Gonzo animation is a love-it-or-leave-it genre, but fans of absurd cinema will want to check out “The Old Man Movie,” an eclectic stop-motion film from Estonia. This hilariously vulgar and disturbing movie is fat with sidesplitting sight gags, bathroom humor, and plenty of flying milk (and pig poop).
When their parents drop them off for an extended stay at their cantankerous grandfather’s farm, siblings Mart, Priidik, and Naim are immediately put to work. Sad that grandpa is abusive towards his prized cow, the kids leave the barn door open and the heifer escapes. Facing a mob of angry, milk-hungry villagers, the cantankerous old man and two of his grandkids set off on a tractor to bring the cow back home — before her udder explodes and causes a “Lactocalypse.”
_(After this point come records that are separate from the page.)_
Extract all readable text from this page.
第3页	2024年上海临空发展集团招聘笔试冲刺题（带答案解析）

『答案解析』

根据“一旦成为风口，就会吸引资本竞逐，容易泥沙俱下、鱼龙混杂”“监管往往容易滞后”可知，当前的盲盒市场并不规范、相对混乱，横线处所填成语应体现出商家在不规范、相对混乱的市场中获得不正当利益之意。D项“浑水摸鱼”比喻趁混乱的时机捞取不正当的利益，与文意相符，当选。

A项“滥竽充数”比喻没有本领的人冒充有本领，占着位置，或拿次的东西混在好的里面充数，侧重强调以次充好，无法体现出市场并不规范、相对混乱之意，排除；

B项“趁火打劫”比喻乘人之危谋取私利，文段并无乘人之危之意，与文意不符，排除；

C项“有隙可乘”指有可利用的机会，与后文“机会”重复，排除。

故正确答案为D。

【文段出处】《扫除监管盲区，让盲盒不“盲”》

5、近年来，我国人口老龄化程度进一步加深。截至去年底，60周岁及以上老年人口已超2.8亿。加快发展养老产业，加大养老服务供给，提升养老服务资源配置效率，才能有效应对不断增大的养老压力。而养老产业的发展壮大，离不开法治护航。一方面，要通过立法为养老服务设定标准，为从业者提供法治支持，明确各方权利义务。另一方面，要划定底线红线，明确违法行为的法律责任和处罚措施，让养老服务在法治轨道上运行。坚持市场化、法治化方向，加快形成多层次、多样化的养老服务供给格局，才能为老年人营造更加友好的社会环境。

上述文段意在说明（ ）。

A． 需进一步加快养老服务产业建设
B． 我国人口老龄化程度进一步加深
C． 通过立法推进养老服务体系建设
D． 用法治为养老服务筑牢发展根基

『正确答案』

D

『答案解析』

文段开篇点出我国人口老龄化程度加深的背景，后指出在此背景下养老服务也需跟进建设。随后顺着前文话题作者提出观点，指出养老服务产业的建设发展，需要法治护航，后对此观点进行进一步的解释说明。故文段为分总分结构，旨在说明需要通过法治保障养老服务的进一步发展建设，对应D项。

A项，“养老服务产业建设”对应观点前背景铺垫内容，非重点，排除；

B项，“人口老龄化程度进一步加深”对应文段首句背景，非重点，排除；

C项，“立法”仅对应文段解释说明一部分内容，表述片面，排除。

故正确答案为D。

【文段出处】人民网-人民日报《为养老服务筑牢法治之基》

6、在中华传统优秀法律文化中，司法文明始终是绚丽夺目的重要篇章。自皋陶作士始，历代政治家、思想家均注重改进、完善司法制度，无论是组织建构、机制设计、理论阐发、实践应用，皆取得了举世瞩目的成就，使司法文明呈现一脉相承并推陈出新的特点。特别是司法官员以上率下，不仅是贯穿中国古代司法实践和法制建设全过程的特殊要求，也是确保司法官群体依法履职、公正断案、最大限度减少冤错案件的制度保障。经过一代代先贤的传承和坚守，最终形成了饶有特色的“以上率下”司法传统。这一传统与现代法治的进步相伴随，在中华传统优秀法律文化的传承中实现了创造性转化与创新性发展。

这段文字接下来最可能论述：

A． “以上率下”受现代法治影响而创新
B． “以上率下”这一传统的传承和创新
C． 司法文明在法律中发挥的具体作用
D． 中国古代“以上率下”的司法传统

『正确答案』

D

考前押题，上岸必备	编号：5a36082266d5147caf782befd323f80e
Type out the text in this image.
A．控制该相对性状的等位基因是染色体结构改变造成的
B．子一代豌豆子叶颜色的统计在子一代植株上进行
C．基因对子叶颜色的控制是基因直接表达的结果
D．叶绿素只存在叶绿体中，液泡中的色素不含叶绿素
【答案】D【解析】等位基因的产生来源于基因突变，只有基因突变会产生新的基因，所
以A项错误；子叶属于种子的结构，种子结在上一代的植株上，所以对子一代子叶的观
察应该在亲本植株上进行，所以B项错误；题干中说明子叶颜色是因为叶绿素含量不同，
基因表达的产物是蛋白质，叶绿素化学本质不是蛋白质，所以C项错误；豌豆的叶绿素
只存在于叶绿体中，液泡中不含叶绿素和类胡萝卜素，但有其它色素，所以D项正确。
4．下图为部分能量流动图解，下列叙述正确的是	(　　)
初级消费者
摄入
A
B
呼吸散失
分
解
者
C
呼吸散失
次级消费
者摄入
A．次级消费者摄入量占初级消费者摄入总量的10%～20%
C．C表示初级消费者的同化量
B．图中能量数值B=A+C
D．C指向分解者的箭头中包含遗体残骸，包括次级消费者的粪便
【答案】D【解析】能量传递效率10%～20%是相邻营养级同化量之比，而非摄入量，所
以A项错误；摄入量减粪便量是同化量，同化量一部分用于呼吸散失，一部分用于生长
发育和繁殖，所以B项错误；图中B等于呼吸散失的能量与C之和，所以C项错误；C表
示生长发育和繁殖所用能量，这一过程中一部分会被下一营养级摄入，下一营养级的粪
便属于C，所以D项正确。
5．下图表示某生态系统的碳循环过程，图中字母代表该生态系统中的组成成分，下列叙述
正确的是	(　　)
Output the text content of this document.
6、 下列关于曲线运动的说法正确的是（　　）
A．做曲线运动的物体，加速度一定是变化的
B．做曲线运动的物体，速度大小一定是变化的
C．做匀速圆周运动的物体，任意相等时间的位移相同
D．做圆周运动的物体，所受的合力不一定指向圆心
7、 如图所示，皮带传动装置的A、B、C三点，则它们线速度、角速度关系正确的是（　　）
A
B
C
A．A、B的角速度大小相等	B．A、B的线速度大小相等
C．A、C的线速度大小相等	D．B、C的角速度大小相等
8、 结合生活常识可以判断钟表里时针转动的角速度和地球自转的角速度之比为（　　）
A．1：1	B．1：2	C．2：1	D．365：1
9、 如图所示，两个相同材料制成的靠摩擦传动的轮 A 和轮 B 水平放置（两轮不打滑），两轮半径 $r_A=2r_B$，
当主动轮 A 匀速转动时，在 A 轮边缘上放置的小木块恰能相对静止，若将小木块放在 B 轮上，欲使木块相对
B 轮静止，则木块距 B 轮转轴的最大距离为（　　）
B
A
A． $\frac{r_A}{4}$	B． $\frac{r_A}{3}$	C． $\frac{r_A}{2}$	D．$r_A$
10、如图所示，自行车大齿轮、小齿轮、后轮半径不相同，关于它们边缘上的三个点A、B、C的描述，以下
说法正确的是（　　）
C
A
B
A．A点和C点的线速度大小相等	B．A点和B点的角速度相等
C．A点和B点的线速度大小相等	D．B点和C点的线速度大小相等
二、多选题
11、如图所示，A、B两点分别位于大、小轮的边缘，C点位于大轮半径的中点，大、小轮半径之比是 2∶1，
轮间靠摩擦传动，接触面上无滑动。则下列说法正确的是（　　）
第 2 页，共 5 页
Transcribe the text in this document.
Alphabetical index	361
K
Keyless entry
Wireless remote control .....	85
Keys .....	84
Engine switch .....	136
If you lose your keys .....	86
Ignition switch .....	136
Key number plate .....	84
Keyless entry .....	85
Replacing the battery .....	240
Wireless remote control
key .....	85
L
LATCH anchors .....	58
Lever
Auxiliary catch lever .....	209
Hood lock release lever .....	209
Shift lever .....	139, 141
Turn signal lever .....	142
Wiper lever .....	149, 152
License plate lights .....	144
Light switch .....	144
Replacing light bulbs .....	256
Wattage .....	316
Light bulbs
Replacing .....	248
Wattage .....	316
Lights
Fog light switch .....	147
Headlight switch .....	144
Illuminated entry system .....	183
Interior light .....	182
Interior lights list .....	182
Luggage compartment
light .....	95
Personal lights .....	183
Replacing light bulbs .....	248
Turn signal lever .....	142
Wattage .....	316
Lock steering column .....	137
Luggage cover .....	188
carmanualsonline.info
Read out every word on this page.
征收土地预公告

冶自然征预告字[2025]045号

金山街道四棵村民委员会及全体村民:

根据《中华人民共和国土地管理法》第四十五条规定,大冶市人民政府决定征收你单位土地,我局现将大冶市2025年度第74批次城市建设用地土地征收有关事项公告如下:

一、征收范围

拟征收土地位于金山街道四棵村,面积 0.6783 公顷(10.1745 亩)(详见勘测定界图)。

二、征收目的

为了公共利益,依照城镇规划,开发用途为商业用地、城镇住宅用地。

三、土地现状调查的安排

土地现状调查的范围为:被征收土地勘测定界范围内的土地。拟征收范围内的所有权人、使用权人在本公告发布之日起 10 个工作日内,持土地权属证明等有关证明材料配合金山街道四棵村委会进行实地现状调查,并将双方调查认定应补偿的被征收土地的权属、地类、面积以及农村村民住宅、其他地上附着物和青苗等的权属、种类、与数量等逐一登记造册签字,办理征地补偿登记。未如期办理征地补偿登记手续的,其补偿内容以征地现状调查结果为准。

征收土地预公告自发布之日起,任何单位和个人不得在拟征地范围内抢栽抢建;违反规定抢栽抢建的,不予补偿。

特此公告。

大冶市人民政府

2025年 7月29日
Co-directors / writers Oskar Lehemaa and Mikk Mägi set up the jokes well, and most of them pay off in a big way. There’s a ton of visual humor and deadpan wisecracks, and the whimsical, textured figures with dead eyes and mouths that don’t move give the story a surreal feel. The characters are surprisingly well-developed, especially the drunken, abusive, real asshole of a grandpa. The trio of siblings is funny too, and the random neighbors that pop in and out of the story are good for a few laughs as well.
I’ll stress again just how bizarre this film is. There’s a nemesis who is made entirely of dairy (his blood is buttermilk), and there are a series of offbeat adventures on their quest to find the lost cow that range from highly comical (the run-in with a tribe of hippies in the woods), to peculiar (the “ritual of tree dancing” with a randy ancient spirit), to sincere (the film has a heartfelt animal rights message). Just when you think the weirdest thing ever has just happened, you’d better hang on to your hat because you ain’t seen nothin’ yet.
This is a super strange movie, and the European humor may be more of an acquired taste than what typical American audiences are used to seeing, especially in animation. Festivals like Fantastic Fest exist for films like this one, and those who tend to enjoy midnight movies or original, offbeat stories and art will find a lot to love.